After Jacob Zuma, Cyril Ramaphosa is Next South Africa’s President – See Bio

On Wednesday 14th February 2018, Mr Zuma bowed to the inevitable and resigned “with immediate effect”.

Matamela Cyril Ramaphosa is a South African politician. He is currently Acting President of South Africa, as a result of the resignation of Jacob Zuma and is expected to become the fifth President of South Africa pending a vote of Parliament.

Jacob Zuma said during a televised address to the South African nation, “I resign as president of the republic with immediate effect,” he said, “even though I disagree with the decision of the leadership of my organization … I have always been a disciplined member of the organization.” He added: “As I leave, I will continue to serve the people of South Africa as well as the ANC.”

Zuma, who had a little over a year to complete his tenure in office, was recalled earlier this week by the African National Congress (ANC). The ANC caucus on Wednesday had said it would vote him out in a vote of no confidence in Parliament on Thursday if he did not resign.

With Zuma’s departure, Deputy President and former tycoon Cyril Ramaphosa is expected to be sworn in as President Thursday.

The scandal-tainted leader made the announcement late Wednesday in a televised address to the nation.

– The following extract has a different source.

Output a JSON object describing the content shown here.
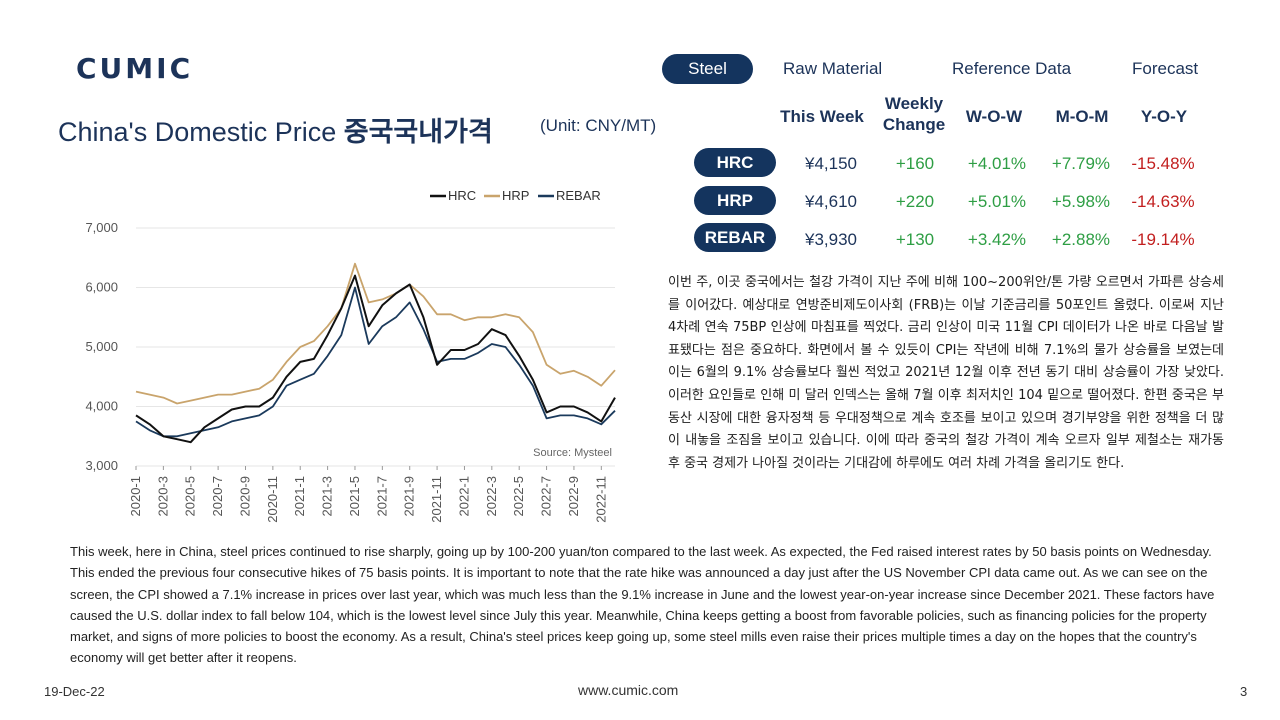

Zuma says he has resigned despite his disagreement with the instruction of the ruling African National Congress party to leave office immediately. The ANC had been prepared to pursue a vote of no confidence in parliament on Thursday.

According to BBC, Jacob Zuma is the most colourful and controversial president South Africa has had since white-minority rule ended in 1994.

He has been a politician of nine lives, surviving a series of scandals which would have surely ended anyone else’s career.

He was facing his ninth vote of no-confidence in parliament before he left office.

For many years, it was unwise to write Mr Zuma off: His Zulu name, Gedleyihlekisa, means the one who smiles while grinding his enemies.


Cyril Ramaphosa and Jacob Zuma at ANC Party Convention(PHOTO:

Cyril Ramaphosa Background

He both served Zuma — tarred by accusations of corruption and incompetence — and also delivered occasional, cautious criticism of his former political master.

Born on 17 November 1952 in Soweto, Ramaphosa became involved with student activism while studying law in the 1970s.

He was arrested in 1974 and spent 11 months in solitary confinement.

After studying, he turned to trade unionism — one of the few legal ways of protesting against the white-minority regime.

When Mandela was released in 1990 after 27 years in prison for opposing apartheid, Ramaphosa was a key part of the task force that led the transition to democracy.

Ramaphosa rose to global prominence as the ANC’s lead negotiator, with his contribution seen as one factor in the success of the talks and the resulting peaceful democratic handover.

Ramaphosa has four children with his second wife Tshepo Motsepe, a doctor.

He was accused in 2017 of having affairs with several young women, which he denied.

Ramaphosa did admit to an extramarital affair but told local media that he had since disclosed the relationship to his wife.

Some saw the sudden revelations as a smear campaign by associates of Zuma who backed another candidate at the crunch party conference — his ex-wife Nkosazana Dlamini-Zuma.

The impact of the scandal was short-lived, and Ramaphosa based his campaign on his pledge to rebuild the country’s economy, boost growth and create much-needed jobs.

If he becomes president by the end of the week as the ANC has indicated is possible, his opportunity to try to transform the country will finally have arrived.

“Ramaphosa has no association with any of the corruption scandals that have plagued South Africa,” wrote his biographer Ray Hartley in “The Man Who Would Be King”.

“But the years he spent at Zuma’s side, playing the ‘inside game’ suggest he is more comfortable as a powerful insider than as a radical reformer.”